Alarcon suggested a major infusion of cash to attract lawyers to the difficult cases. He also proposed shifting automatic judicial review of death penalty cases to the state's appeals courts.
Taking sole jurisdiction from the California Supreme Court, which has had exclusive oversight since California became a state in 1850, would require a constitutional amendment, a tall order.
Alarcon, 81, has a long history with the death penalty. A former prosecutor who tried death penalty cases, he served as the clemency secretary to Governor Edmund G. "Pat" Brown when Brown was considering requests to commute death sentences.
More recently, he cast a key vote paving the way for the 1992 execution of Robert Alton Harris, the first inmate put to death by the state in 25 years.
The veteran jurist's article is being studied in legal circles at the same time the Justice Department is putting the final touches on regulations to give the US attorney general's office increased sway over death penalty cases, including the power to shorten death row inmates' time to appeal convictions to federal courts.
A legal challenge to the constitutionality of execution by lethal injection has put California executions on hold for the last 18 months.
Alarcon does not offer an opinion on either the Justice Department's proposal or the lethal injection moratorium.
Rather, his statistics-heavy article is a dark assessment of how the death penalty, under normal circumstances, works - or doesn't.
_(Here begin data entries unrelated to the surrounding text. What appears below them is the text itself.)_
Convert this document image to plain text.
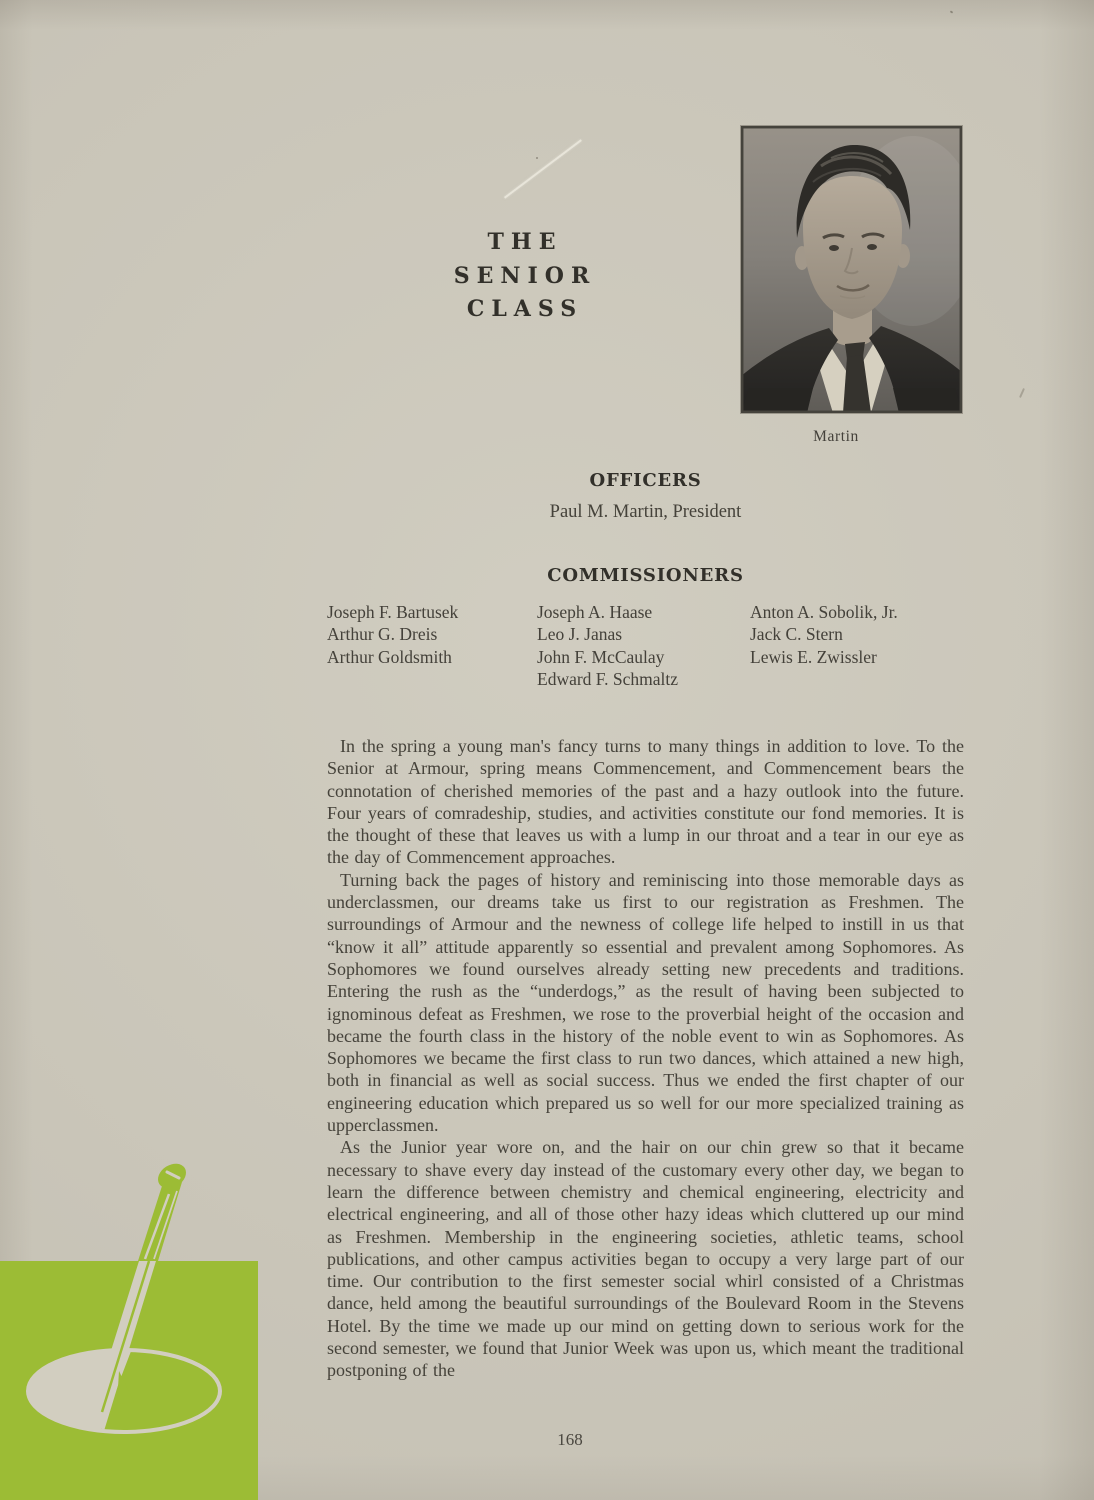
THE
SENIOR
CLASS
Martin
OFFICERS
Paul M. Martin, President
COMMISSIONERS
Joseph F. Bartusek
Arthur G. Dreis
Arthur Goldsmith
Joseph A. Haase
Leo J. Janas
John F. McCaulay
Edward F. Schmaltz
Anton A. Sobolik, Jr.
Jack C. Stern
Lewis E. Zwissler

In the spring a young man's fancy turns to many things in addition to love. To the Senior at Armour, spring means Commencement, and Commencement bears the connotation of cherished memories of the past and a hazy outlook into the future. Four years of comradeship, studies, and activities constitute our fond memories. It is the thought of these that leaves us with a lump in our throat and a tear in our eye as the day of Commencement approaches.

Turning back the pages of history and reminiscing into those memorable days as underclassmen, our dreams take us first to our registration as Freshmen. The surroundings of Armour and the newness of college life helped to instill in us that “know it all” attitude apparently so essential and prevalent among Sophomores. As Sophomores we found ourselves already setting new precedents and traditions. Entering the rush as the “underdogs,” as the result of having been subjected to ignominous defeat as Freshmen, we rose to the proverbial height of the occasion and became the fourth class in the history of the noble event to win as Sophomores. As Sophomores we became the first class to run two dances, which attained a new high, both in financial as well as social success. Thus we ended the first chapter of our engineering education which prepared us so well for our more specialized training as upperclassmen.

As the Junior year wore on, and the hair on our chin grew so that it became necessary to shave every day instead of the customary every other day, we began to learn the difference between chemistry and chemical engineering, electricity and electrical engineering, and all of those other hazy ideas which cluttered up our mind as Freshmen. Membership in the engineering societies, athletic teams, school publications, and other campus activities began to occupy a very large part of our time. Our contribution to the first semester social whirl consisted of a Christmas dance, held among the beautiful surroundings of the Boulevard Room in the Stevens Hotel. By the time we made up our mind on getting down to serious work for the second semester, we found that Junior Week was upon us, which meant the traditional postponing of the

168
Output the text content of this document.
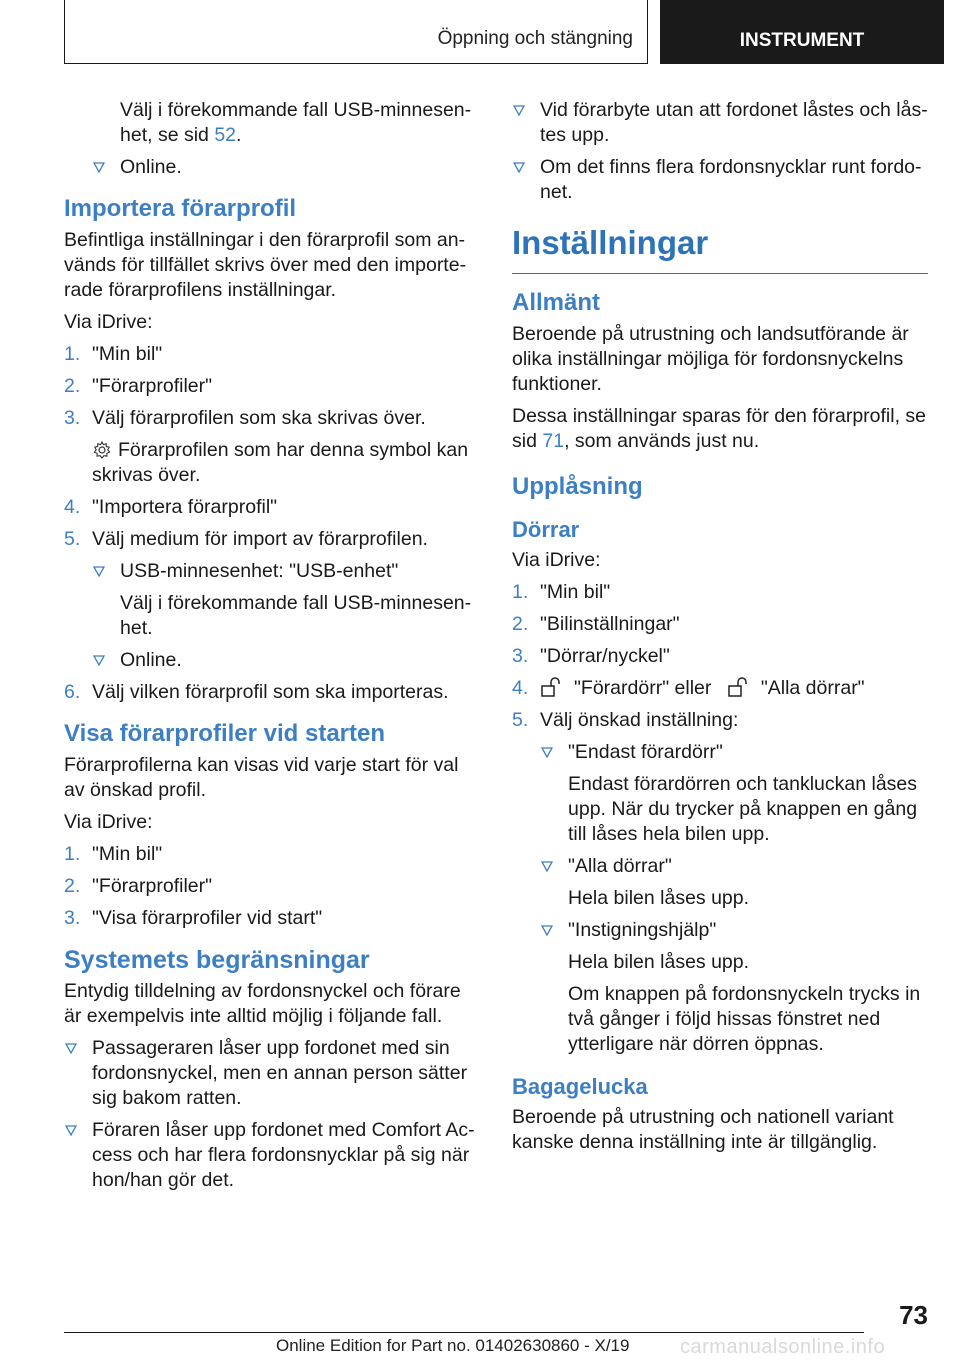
Öppning och stängning	INSTRUMENT

Välj i förekommande fall USB-minnesenhet, se sid 52.

Online.
Importera förarprofil

Befintliga inställningar i den förarprofil som används för tillfället skrivs över med den importerade förarprofilens inställningar.

Via iDrive:

1. "Min bil"
2. "Förarprofiler"
3. Välj förarprofilen som ska skrivas över.

Förarprofilen som har denna symbol kan skrivas över.

4. "Importera förarprofil"
5. Välj medium för import av förarprofilen.
USB-minnesenhet: "USB-enhet"

Välj i förekommande fall USB-minnesenhet.

Online.
6. Välj vilken förarprofil som ska importeras.
Visa förarprofiler vid starten

Förarprofilerna kan visas vid varje start för val av önskad profil.

Via iDrive:

1. "Min bil"
2. "Förarprofiler"
3. "Visa förarprofiler vid start"
Systemets begränsningar

Entydig tilldelning av fordonsnyckel och förare är exempelvis inte alltid möjlig i följande fall.

Passageraren låser upp fordonet med sin fordonsnyckel, men en annan person sätter sig bakom ratten.
Föraren låser upp fordonet med Comfort Access och har flera fordonsnycklar på sig när hon/han gör det.
Vid förarbyte utan att fordonet låstes och låstes upp.
Om det finns flera fordonsnycklar runt fordonet.
Inställningar
Allmänt

Beroende på utrustning och landsutförande är olika inställningar möjliga för fordonsnyckelns funktioner.

Dessa inställningar sparas för den förarprofil, se sid 71, som används just nu.

Upplåsning
Dörrar

Via iDrive:

1. "Min bil"
2. "Bilinställningar"
3. "Dörrar/nyckel"
4. "Förardörr" eller	"Alla dörrar"
5. Välj önskad inställning:
"Endast förardörr"

Endast förardörren och tankluckan låses upp. När du trycker på knappen en gång till låses hela bilen upp.

"Alla dörrar"

Hela bilen låses upp.

"Instigningshjälp"

Hela bilen låses upp.

Om knappen på fordonsnyckeln trycks in två gånger i följd hissas fönstret ned ytterligare när dörren öppnas.

Bagagelucka

Beroende på utrustning och nationell variant kanske denna inställning inte är tillgänglig.

73
Online Edition for Part no. 01402630860 - X/19	carmanualsonline.info
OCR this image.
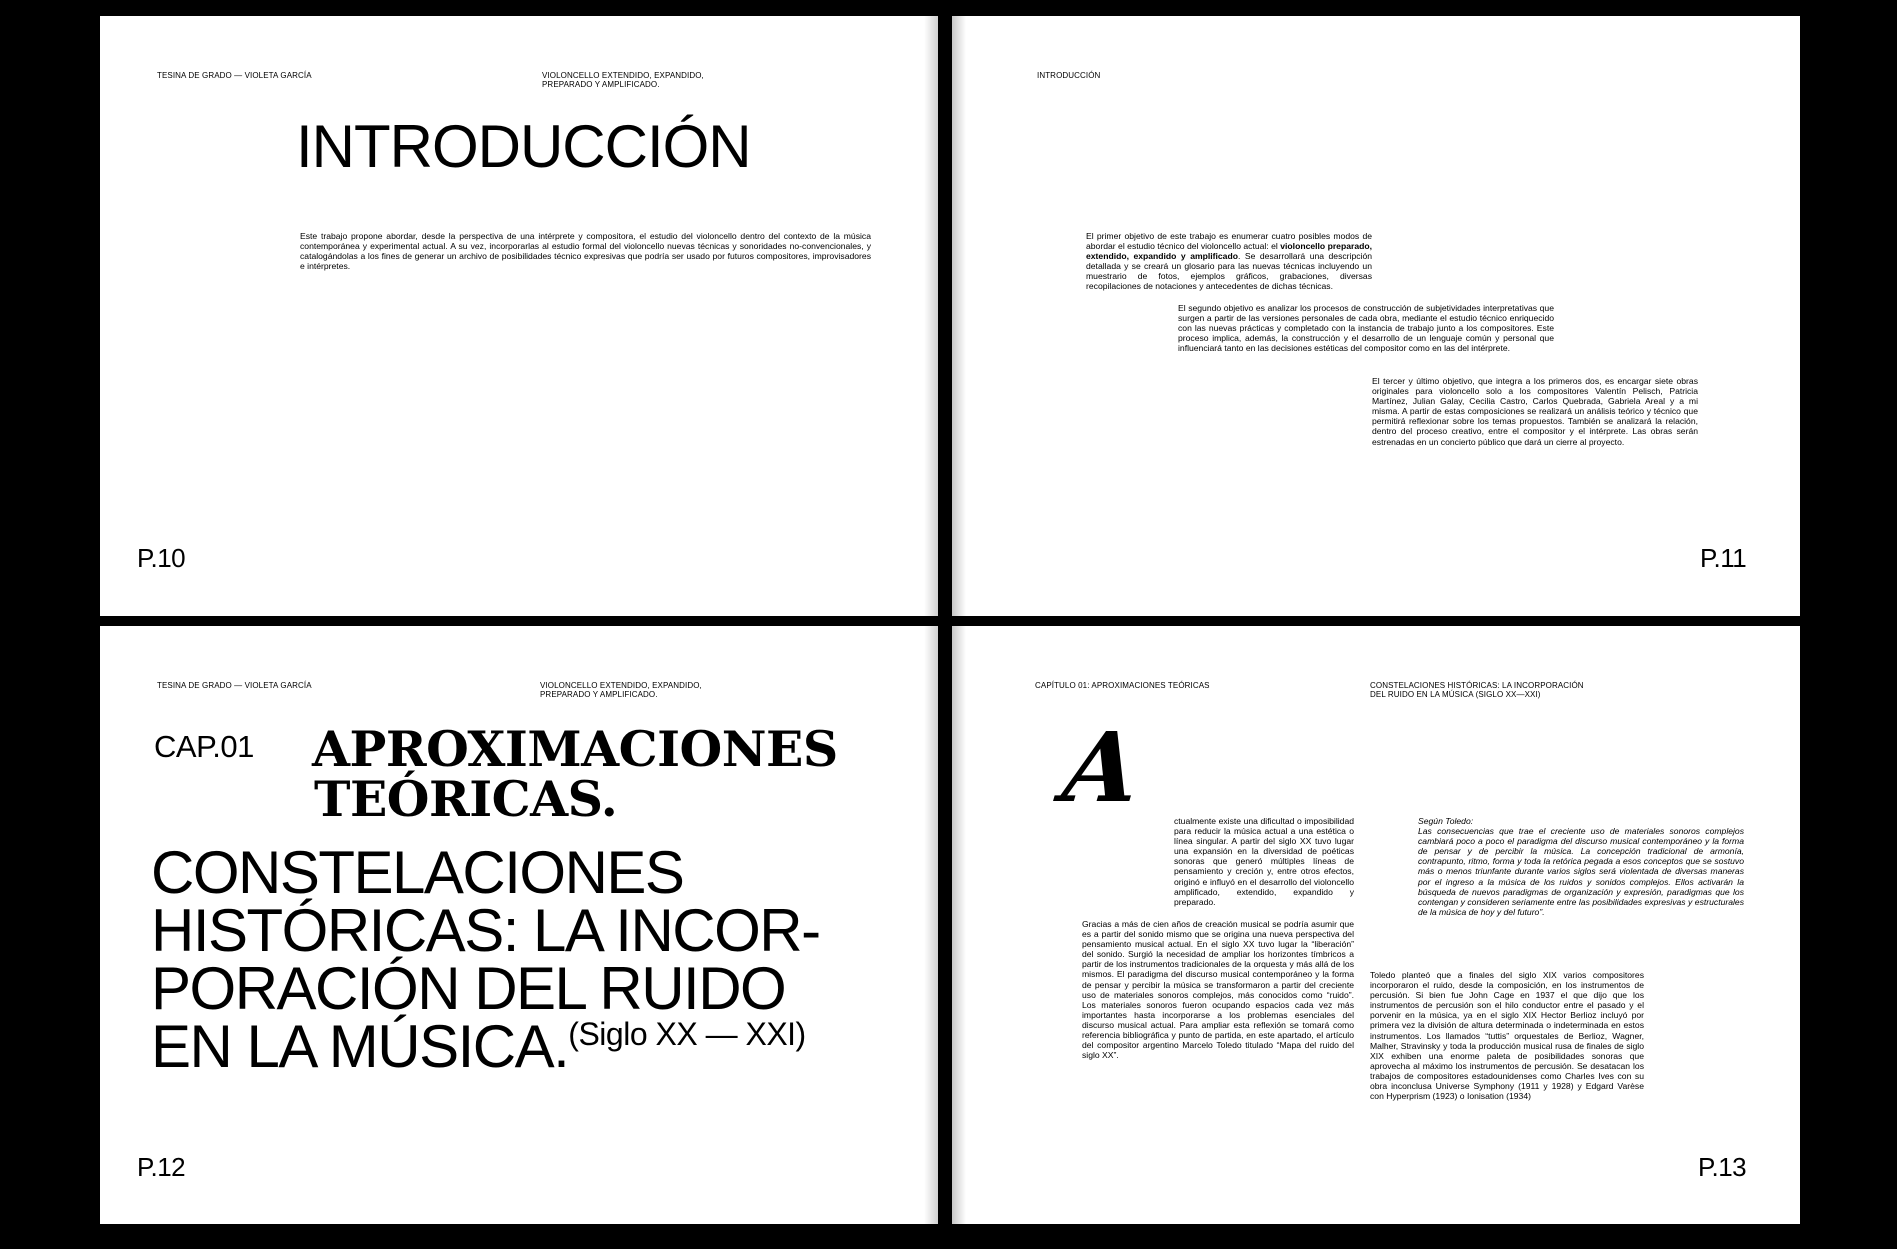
TESINA DE GRADO — VIOLETA GARCÍA	VIOLONCELLO EXTENDIDO, EXPANDIDO,
PREPARADO Y AMPLIFICADO.
INTRODUCCIÓN
Este trabajo propone abordar, desde la perspectiva de una intérprete y compositora, el estudio del violoncello dentro del contexto de la música contemporánea y experimental actual. A su vez, incorporarlas al estudio formal del violoncello nuevas técnicas y sonoridades no-convencionales, y catalogándolas a los fines de generar un archivo de posibilidades técnico expresivas que podría ser usado por futuros compositores, improvisadores e intérpretes.
P.10
INTRODUCCIÓN
El primer objetivo de este trabajo es enumerar cuatro posibles modos de abordar el estudio técnico del violoncello actual: el violoncello preparado, extendido, expandido y amplificado. Se desarrollará una descripción detallada y se creará un glosario para las nuevas técnicas incluyendo un muestrario de fotos, ejemplos gráficos, grabaciones, diversas recopilaciones de notaciones y antecedentes de dichas técnicas.
El segundo objetivo es analizar los procesos de construcción de subjetividades interpretativas que surgen a partir de las versiones personales de cada obra, mediante el estudio técnico enriquecido con las nuevas prácticas y completado con la instancia de trabajo junto a los compositores. Este proceso implica, además, la construcción y el desarrollo de un lenguaje común y personal que influenciará tanto en las decisiones estéticas del compositor como en las del intérprete.
El tercer y último objetivo, que integra a los primeros dos, es encargar siete obras originales para violoncello solo a los compositores Valentín Pelisch, Patricia Martínez, Julian Galay, Cecilia Castro, Carlos Quebrada, Gabriela Areal y a mi misma. A partir de estas composiciones se realizará un análisis teórico y técnico que permitirá reflexionar sobre los temas propuestos. También se analizará la relación, dentro del proceso creativo, entre el compositor y el intérprete. Las obras serán estrenadas en un concierto público que dará un cierre al proyecto.
P.11
TESINA DE GRADO — VIOLETA GARCÍA	VIOLONCELLO EXTENDIDO, EXPANDIDO,
PREPARADO Y AMPLIFICADO.
CAP.01 APROXIMACIONES
TEÓRICAS.
CONSTELACIONES
HISTÓRICAS: LA INCOR-
PORACIÓN DEL RUIDO
EN LA MÚSICA.$^{(Siglo XX — XXI)}$
P.12
CAPÍTULO 01: APROXIMACIONES TEÓRICAS	CONSTELACIONES HISTÓRICAS: LA INCORPORACIÓN
DEL RUIDO EN LA MÚSICA (SIGLO XX—XXI)
A	ctualmente existe una dificultad o imposibilidad para reducir la música actual a una estética o línea singular. A partir del siglo XX tuvo lugar una expansión en la diversidad de poéticas sonoras que generó múltiples líneas de pensamiento y creción y, entre otros efectos, originó e influyó en el desarrollo del violoncello amplificado, extendido, expandido y preparado.
Gracias a más de cien años de creación musical se podría asumir que es a partir del sonido mismo que se origina una nueva perspectiva del pensamiento musical actual. En el siglo XX tuvo lugar la “liberación” del sonido. Surgió la necesidad de ampliar los horizontes tímbricos a partir de los instrumentos tradicionales de la orquesta y más allá de los mismos. El paradigma del discurso musical contemporáneo y la forma de pensar y percibir la música se transformaron a partir del creciente uso de materiales sonoros complejos, más conocidos como “ruido”. Los materiales sonoros fueron ocupando espacios cada vez más importantes hasta incorporarse a los problemas esenciales del discurso musical actual. Para ampliar esta reflexión se tomará como referencia bibliográfica y punto de partida, en este apartado, el artículo del compositor argentino Marcelo Toledo titulado “Mapa del ruido del siglo XX”.
Según Toledo:
Las consecuencias que trae el creciente uso de materiales sonoros complejos cambiará poco a poco el paradigma del discurso musical contemporáneo y la forma de pensar y de percibir la música. La concepción tradicional de armonía, contrapunto, ritmo, forma y toda la retórica pegada a esos conceptos que se sostuvo más o menos triunfante durante varios siglos será violentada de diversas maneras por el ingreso a la música de los ruidos y sonidos complejos. Ellos activarán la búsqueda de nuevos paradigmas de organización y expresión, paradigmas que los contengan y consideren seriamente entre las posibilidades expresivas y estructurales de la música de hoy y del futuro”.
Toledo planteó que a finales del siglo XIX varios compositores incorporaron el ruido, desde la composición, en los instrumentos de percusión. Si bien fue John Cage en 1937 el que dijo que los instrumentos de percusión son el hilo conductor entre el pasado y el porvenir en la música, ya en el siglo XIX Hector Berlioz incluyó por primera vez la división de altura determinada o indeterminada en estos instrumentos. Los llamados “tuttis” orquestales de Berlioz, Wagner, Malher, Stravinsky y toda la producción musical rusa de finales de siglo XIX exhiben una enorme paleta de posibilidades sonoras que aprovecha al máximo los instrumentos de percusión. Se desatacan los trabajos de compositores estadounidenses como Charles Ives con su obra inconclusa Universe Symphony (1911 y 1928) y Edgard Varèse con Hyperprism (1923) o Ionisation (1934)
P.13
California's death row, with 667 inmates, is the nation's largest. While 50 condemned prisoners have died of old age, suicide, or prison violence in the last three decades, only 13 have been executed since capital punishment was reinstated in 1978.
In an interview, Alarcon said he believes that neglect by politicians and particularly the failure of the Legislature and Governor Arnold Schwarzenegger to put more money into the process are at the root of the dysfunction.
"There may be no interest on the political side in doing something," Alarcon said.
"They may be comfortable with a de facto abolition of capital punishment."
"We have found a way of honoring our ambivalence about the death penalty," said law professor Franklin Zimring of the University of California, Berkeley, who has written about capital punishment. "We hand out a lot of death sentences and then, in many ways, are relieved when the system slows down."
Alarcon listed 20 procedural hurdles to execution, including years-long delays in preparing trial transcripts and in appointing lawyers for appeals and drawn-out deliberations by state and federal courts, including the US Supreme Court.
The dearth of lawyers to handle death penalty appeals, which are automatic under state law, stems from the state's serious under-funding of such work, Alarcon said.
The hourly rate for court-appointed attorneys in capital cases is $140, less half the average awarded by federal courts in California to lawyers appointed in some kinds of civil cases, Alarcon said.